Unlike what you might have been thinking all along, strength training isn’t just about who can lift the heaviest. While it does involve weights, it isn’t solely about being capable of lifting 100 pound barbells.

It also involves conditioning your body to become stronger, fitter, and more flexible. Resistance training also aids in weight loss when done alongside the right cardio routine.

When it comes to strength training, there are various types, but how do you determine which one is right for you? Is there only one universal method to strength train or is one method better than another? The answer depends on your fitness goal.
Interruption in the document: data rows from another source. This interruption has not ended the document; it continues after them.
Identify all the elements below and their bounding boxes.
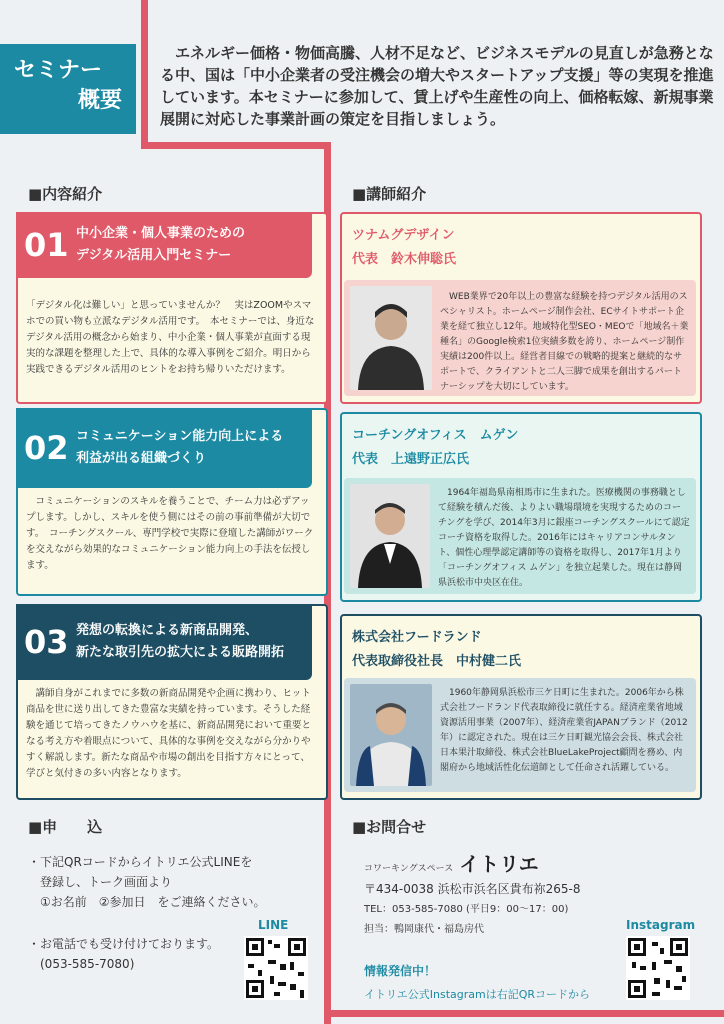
line-qr-code[interactable]	[244, 936, 308, 1000]
lecturer-company: ツナムグデザイン	[352, 228, 455, 243]
lecturer-name: 代表取締役社長 中村健二氏	[352, 654, 522, 669]
program-body-01: 「デジタル化は難しい」と思っていませんか？ 実はZOOMやスマホでの買い物も立派なデジタル活用です。 本セミナーでは、身近なデジタル活用の概念から始まり、中小企業・個人事業が直面する現実的な課題を整理した上で、具体的な導入事例をご紹介。明日から実践できるデジタル活用のヒントをお持ち帰りいただけます。	[26, 300, 315, 375]
lecturer-photo	[350, 684, 432, 786]
lecturer-name: 代表 鈴木伸聡氏	[352, 252, 457, 267]
tag-line1: セミナー	[14, 58, 103, 83]
apply-line: ①お名前 ②参加日 をご連絡ください。	[28, 895, 266, 909]
instagram-label: Instagram	[626, 918, 696, 932]
info-body: イトリエ公式Instagramは右記QRコードから	[364, 988, 591, 1001]
apply-phone	[28, 934, 219, 974]
intro-text: エネルギー価格・物価高騰、人材不足など、ビジネスモデルの見直しが急務となる中、国は「中小企業者の受注機会の増大やスタートアップ支援」等の実現を推進しています。本セミナーに参加して、賃上げや生産性の向上、価格転嫁、新規事業展開に対応した事業計画の策定を目指しましょう。	[160, 44, 714, 128]
lecturer-bio: 1964年福島県南相馬市に生まれた。医療機関の事務職として経験を積んだ後、よりよい職場環境を実現するためのコーチングを学び、2014年3月に銀座コーチングスクールにて認定コーチ資格を取得した。2016年にはキャリアコンサルタント、個性心理學認定講師等の資格を取得し、2017年1月より「コーチングオフィス ムゲン」を独立起業した。現在は静岡県浜松市中央区在住。	[438, 488, 690, 588]
decorative-line	[141, 0, 148, 148]
apply-phone-line: ・お電話でも受け付けております。	[28, 937, 220, 951]
contact-heading: ■お問合せ	[352, 818, 427, 836]
program-tab-02	[16, 408, 312, 488]
contact-address: 〒434-0038 浜松市浜名区貴布祢265-8	[364, 882, 581, 896]
tag-line2: 概要	[77, 88, 122, 113]
lecturer-company: コーチングオフィス ムゲン	[352, 428, 519, 443]
program-tab-01	[16, 212, 312, 278]
program-number: 02	[24, 429, 69, 467]
apply-heading: ■申 込	[28, 818, 103, 836]
apply-instructions	[28, 852, 266, 912]
decorative-line	[324, 1010, 724, 1017]
lecturer-bio: WEB業界で20年以上の豊富な経験を持つデジタル活用のスペシャリスト。ホームページ制作会社、ECサイトサポート企業を経て独立し12年。地域特化型SEO・MEOで「地域名＋業種名」のGoogle検索1位実績多数を誇り、ホームページ制作実績は200件以上。経営者目線での戦略的提案と継続的なサポートで、クライアントと二人三脚で成果を創出するパートナーシップを大切にしています。	[440, 292, 689, 392]
lecturer-heading: ■講師紹介	[352, 185, 427, 203]
seminar-overview-tag	[0, 44, 136, 134]
program-title-line2: デジタル活用入門セミナー	[76, 248, 232, 263]
program-body-02: コミュニケーションのスキルを養うことで、チーム力は必ずアップします。しかし、スキルを使う側にはその前の事前準備が大切です。 コーチングスクール、専門学校で実際に登壇した講師がワークを交えながら効果的なコミュニケーション能力向上の手法を伝授します。	[26, 496, 314, 571]
space-label: コワーキングスペース	[364, 864, 454, 874]
program-title-line1: 発想の転換による新商品開発、	[76, 623, 259, 638]
contact-tel: TEL：053-585-7080 (平日9：00～17：00)	[364, 904, 569, 915]
lecturer-bio: 1960年静岡県浜松市三ケ日町に生まれた。2006年から株式会社フードランド代表取締役に就任する。経済産業省地域資源活用事業（2007年）、経済産業省JAPANブランド（2012年）に認定された。現在は三ケ日町観光協会会長、株式会社日本果汁取締役、株式会社BlueLakeProject顧問を務め、内閣府から地域活性化伝道師として任命され活躍している。	[440, 688, 688, 773]
lecturer-photo	[350, 286, 432, 390]
line-label: LINE	[258, 918, 289, 932]
program-number: 03	[24, 623, 69, 661]
program-title-line1: コミュニケーション能力向上による	[76, 429, 284, 444]
program-title-line1: 中小企業・個人事業のための	[76, 226, 246, 241]
program-tab-03	[16, 604, 312, 680]
program-body-03: 講師自身がこれまでに多数の新商品開発や企画に携わり、ヒット商品を世に送り出してきた豊富な実績を持っています。そうした経験を通じて培ってきたノウハウを基に、新商品開発において重要となる考え方や着眼点について、具体的な事例を交えながら分かりやすく解説します。新たな商品や市場の創出を目指す方々にとって、学びと気付きの多い内容となります。	[26, 688, 312, 779]
content-heading: ■内容紹介	[28, 185, 103, 203]
lecturer-company: 株式会社フードランド	[352, 630, 482, 645]
info-title: 情報発信中！	[364, 964, 437, 978]
instagram-qr-code[interactable]	[626, 936, 690, 1000]
contact-staff: 担当：鴨岡康代・福島房代	[364, 924, 484, 935]
apply-line: ・下記QRコードからイトリエ公式LINEを	[28, 855, 253, 869]
lecturer-photo	[350, 484, 430, 588]
space-name: イトリエ	[459, 852, 539, 876]
apply-line: 登録し、トーク画面より	[28, 875, 173, 889]
apply-phone-line: (053-585-7080)	[28, 957, 135, 971]
program-title-line2: 新たな取引先の拡大による販路開拓	[76, 645, 285, 660]
program-number: 01	[24, 226, 69, 264]
lecturer-name: 代表 上遠野正広氏	[352, 452, 470, 467]
space-name-row	[364, 848, 539, 877]
decorative-line	[141, 142, 331, 149]
program-title-line2: 利益が出る組織づくり	[76, 451, 207, 466]
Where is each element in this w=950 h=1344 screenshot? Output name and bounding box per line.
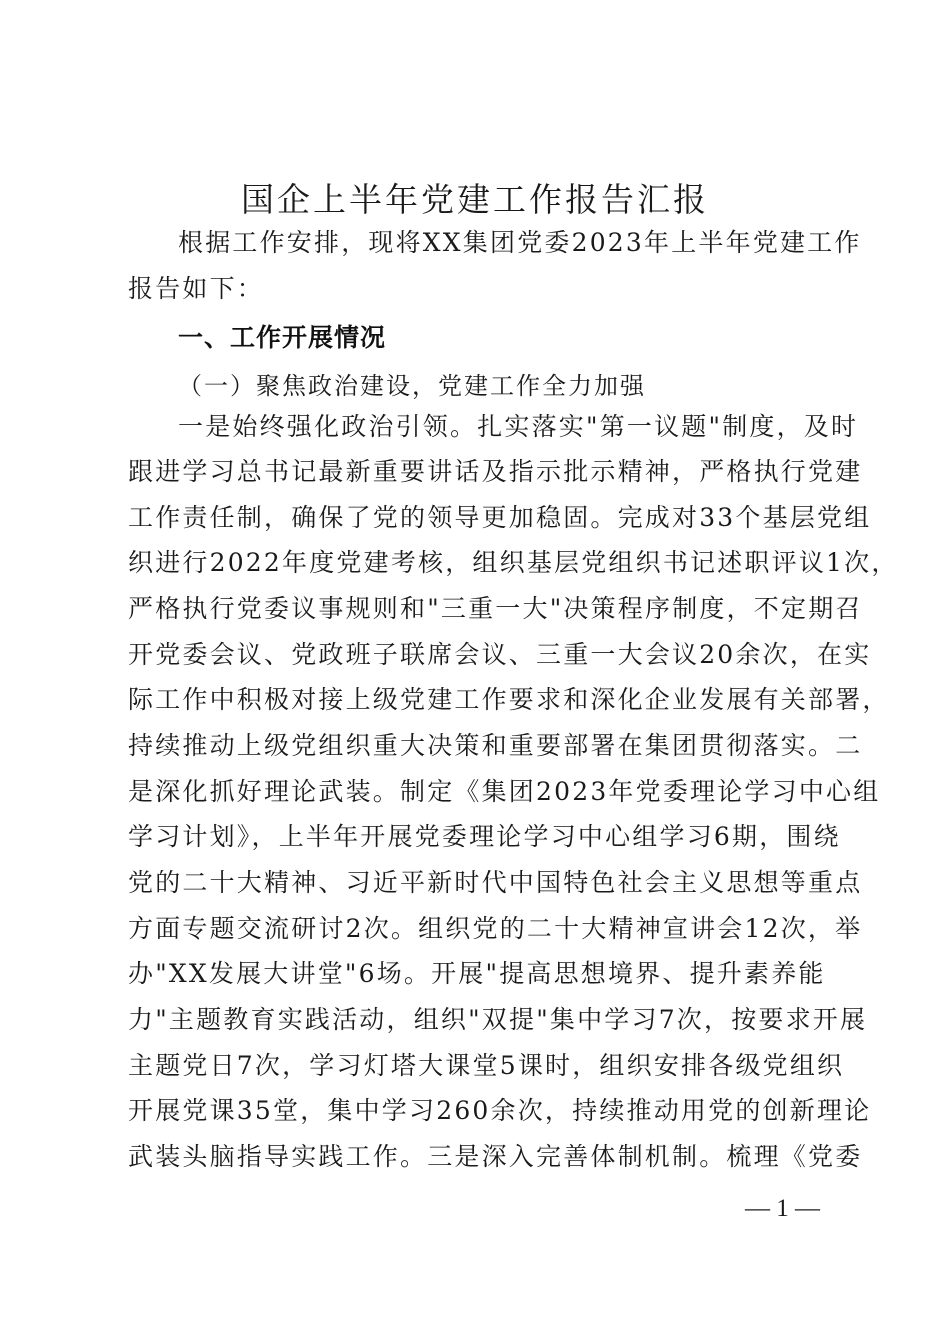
document-title: 国企上半年党建工作报告汇报 xyxy=(241,180,709,219)
subsection-heading: （一）聚焦政治建设，党建工作全力加强 xyxy=(178,372,646,400)
body-line: 跟进学习总书记最新重要讲话及指示批示精神，严格执行党建 xyxy=(128,457,863,486)
body-line: 严格执行党委议事规则和"三重一大"决策程序制度，不定期召 xyxy=(128,594,863,623)
section-heading: 一、工作开展情况 xyxy=(178,323,387,352)
body-line: 武装头脑指导实践工作。三是深入完善体制机制。梳理《党委 xyxy=(128,1142,863,1171)
intro-line: 报告如下： xyxy=(128,274,265,303)
body-line: 方面专题交流研讨2次。组织党的二十大精神宣讲会12次，举 xyxy=(128,914,863,943)
body-line: 工作责任制，确保了党的领导更加稳固。完成对33个基层党组 xyxy=(128,503,872,532)
body-line: 学习计划》，上半年开展党委理论学习中心组学习6期，围绕 xyxy=(128,822,841,851)
body-line: 是深化抓好理论武装。制定《集团2023年党委理论学习中心组 xyxy=(128,777,881,806)
body-line: 办"XX发展大讲堂"6场。开展"提高思想境界、提升素养能 xyxy=(128,959,826,988)
body-line: 织进行2022年度党建考核，组织基层党组织书记述职评议1次， xyxy=(128,548,899,577)
body-line: 开展党课35堂，集中学习260余次，持续推动用党的创新理论 xyxy=(128,1096,872,1125)
page-number: — 1 — xyxy=(745,1195,820,1222)
body-line: 党的二十大精神、习近平新时代中国特色社会主义思想等重点 xyxy=(128,868,863,897)
body-line: 一是始终强化政治引领。扎实落实"第一议题"制度，及时 xyxy=(178,412,859,441)
body-line: 主题党日7次，学习灯塔大课堂5课时，组织安排各级党组织 xyxy=(128,1051,845,1080)
body-line: 力"主题教育实践活动，组织"双提"集中学习7次，按要求开展 xyxy=(128,1005,868,1034)
body-line: 持续推动上级党组织重大决策和重要部署在集团贯彻落实。二 xyxy=(128,731,863,760)
intro-line: 根据工作安排，现将XX集团党委2023年上半年党建工作 xyxy=(178,228,862,257)
body-line: 际工作中积极对接上级党建工作要求和深化企业发展有关部署， xyxy=(128,685,890,714)
body-line: 开党委会议、党政班子联席会议、三重一大会议20余次，在实 xyxy=(128,640,872,669)
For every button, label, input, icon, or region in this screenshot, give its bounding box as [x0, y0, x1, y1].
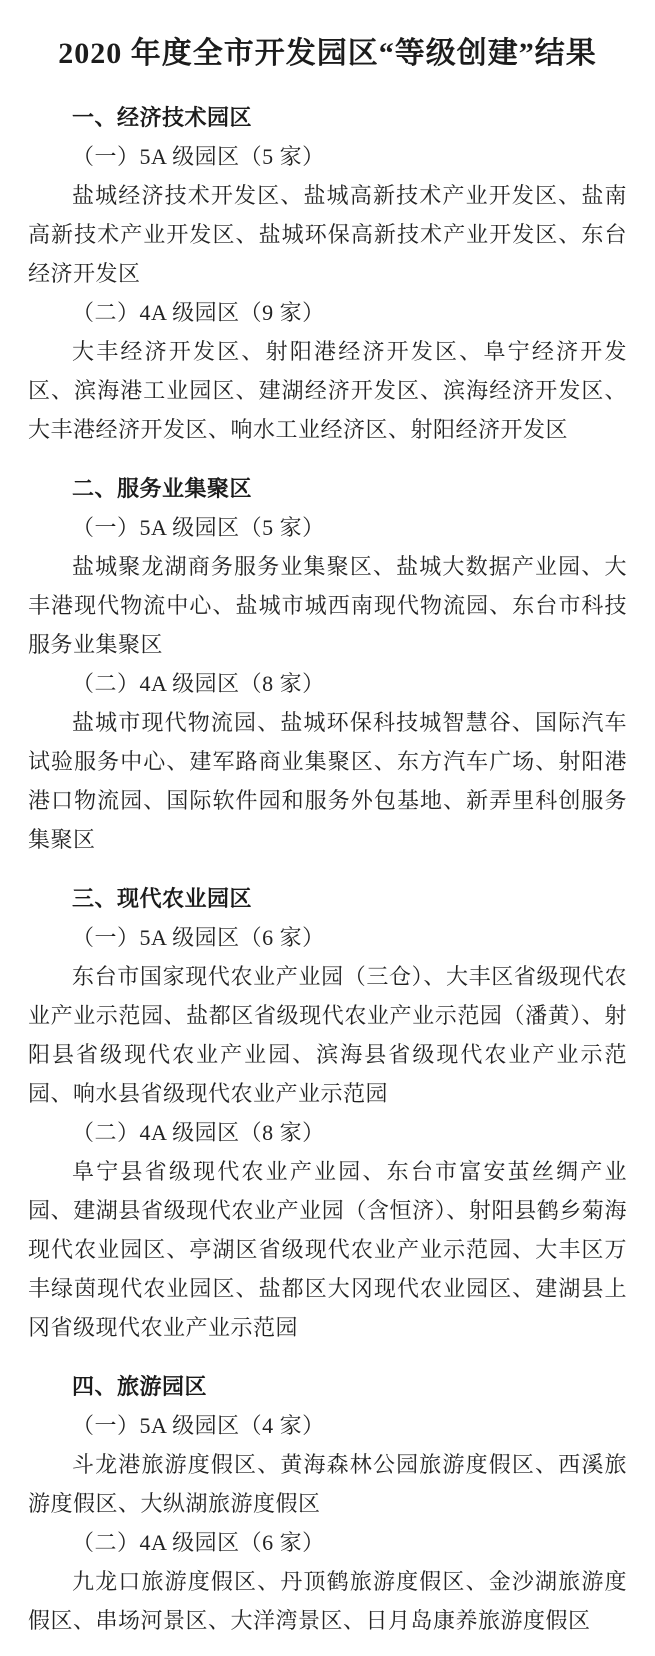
section-1-grade-4a-label: （二）4A 级园区（9 家） — [72, 300, 325, 325]
section-2-grade-5a-label: （一）5A 级园区（5 家） — [72, 515, 325, 540]
section-4-grade-5a-label: （一）5A 级园区（4 家） — [72, 1413, 325, 1438]
section-4-heading: 四、旅游园区 — [72, 1374, 208, 1399]
section-1-heading: 一、经济技术园区 — [72, 105, 253, 130]
section-1-grade-5a-label: （一）5A 级园区（5 家） — [72, 144, 325, 169]
section-3-grade-4a-label: （二）4A 级园区（8 家） — [72, 1120, 325, 1145]
section-1-grade-4a-park-list: 大丰经济开发区、射阳港经济开发区、阜宁经济开发区、滨海港工业园区、建湖经济开发区、滨海经济开发区、大丰港经济开发区、响水工业经济区、射阳经济开发区 — [28, 339, 627, 442]
section-2-grade-4a-label: （二）4A 级园区（8 家） — [72, 671, 325, 696]
section-economic-technical — [28, 98, 627, 449]
section-tourism — [28, 1367, 627, 1640]
section-modern-agriculture — [28, 879, 627, 1347]
section-3-grade-5a-label: （一）5A 级园区（6 家） — [72, 925, 325, 950]
section-2-grade-4a-park-list: 盐城市现代物流园、盐城环保科技城智慧谷、国际汽车试验服务中心、建军路商业集聚区、东方汽车广场、射阳港港口物流园、国际软件园和服务外包基地、新弄里科创服务集聚区 — [28, 710, 627, 852]
section-4-grade-4a-label: （二）4A 级园区（6 家） — [72, 1530, 325, 1555]
section-3-grade-4a-park-list: 阜宁县省级现代农业产业园、东台市富安茧丝绸产业园、建湖县省级现代农业产业园（含恒济）、射阳县鹤乡菊海现代农业园区、亭湖区省级现代农业产业示范园、大丰区万丰绿茵现代农业园区、盐都区大冈现代农业园区、建湖县上冈省级现代农业产业示范园 — [28, 1159, 627, 1340]
section-3-grade-5a-park-list: 东台市国家现代农业产业园（三仓）、大丰区省级现代农业产业示范园、盐都区省级现代农业产业示范园（潘黄）、射阳县省级现代农业产业园、滨海县省级现代农业产业示范园、响水县省级现代农业产业示范园 — [28, 964, 627, 1106]
document-title: 2020 年度全市开发园区“等级创建”结果 — [58, 37, 597, 70]
section-3-heading: 三、现代农业园区 — [72, 886, 253, 911]
section-4-grade-4a-park-list: 九龙口旅游度假区、丹顶鹤旅游度假区、金沙湖旅游度假区、串场河景区、大洋湾景区、日月岛康养旅游度假区 — [28, 1569, 627, 1633]
section-service-cluster — [28, 469, 627, 859]
section-2-grade-5a-park-list: 盐城聚龙湖商务服务业集聚区、盐城大数据产业园、大丰港现代物流中心、盐城市城西南现代物流园、东台市科技服务业集聚区 — [28, 554, 627, 657]
section-4-grade-5a-park-list: 斗龙港旅游度假区、黄海森林公园旅游度假区、西溪旅游度假区、大纵湖旅游度假区 — [28, 1452, 627, 1516]
section-2-heading: 二、服务业集聚区 — [72, 476, 253, 501]
section-1-grade-5a-park-list: 盐城经济技术开发区、盐城高新技术产业开发区、盐南高新技术产业开发区、盐城环保高新技术产业开发区、东台经济开发区 — [28, 183, 627, 286]
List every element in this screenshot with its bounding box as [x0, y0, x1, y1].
Before you even consider strength training, you need to know what your goal is. Do you want to lose weight? Get toned up? Become more flexible? Considering your goal, there are four types of strength training.

Body circuit training

Consider this a bootcamp workout using lighter weights and a range of motions that work out the whole body. Circuit training is good for those new to strength training because it is low impact and makes sure you do not get too sore anywhere. This is also one of the best methods to achieve weight loss over time.

Push and pull training

This type of weight training can be broken down into three muscle groups: the muscles that push, the muscles that pull, and your entire lower body muscles.

One set of muscles is worked out every day and the others are rested. This makes sure all the groups are being worked out without causing strain. This type of training is tremendous for those who want to develop strength in their whole body.

Power training

Also called cross fit or power lifting, this type of training and conditioning focuses on lifting weights, such as squats, snatches, power cleans and deadlifts. These workouts include your whole body and make for a great full-body workout if you are trying to get leaner.

Isometric weight training

This type of strength training involves holding weight in one position for a certain length of time without doing a range of motions. Examples include holding a dumbbell in front of you or a barbell above your head for 30 seconds. Isometric weight training is designed to increase your stamina and make you stronger.

This type of training is ideal for athletes, especially those like gymnasts and rock climbers, which involves holding the body in a single position for long stretches of time.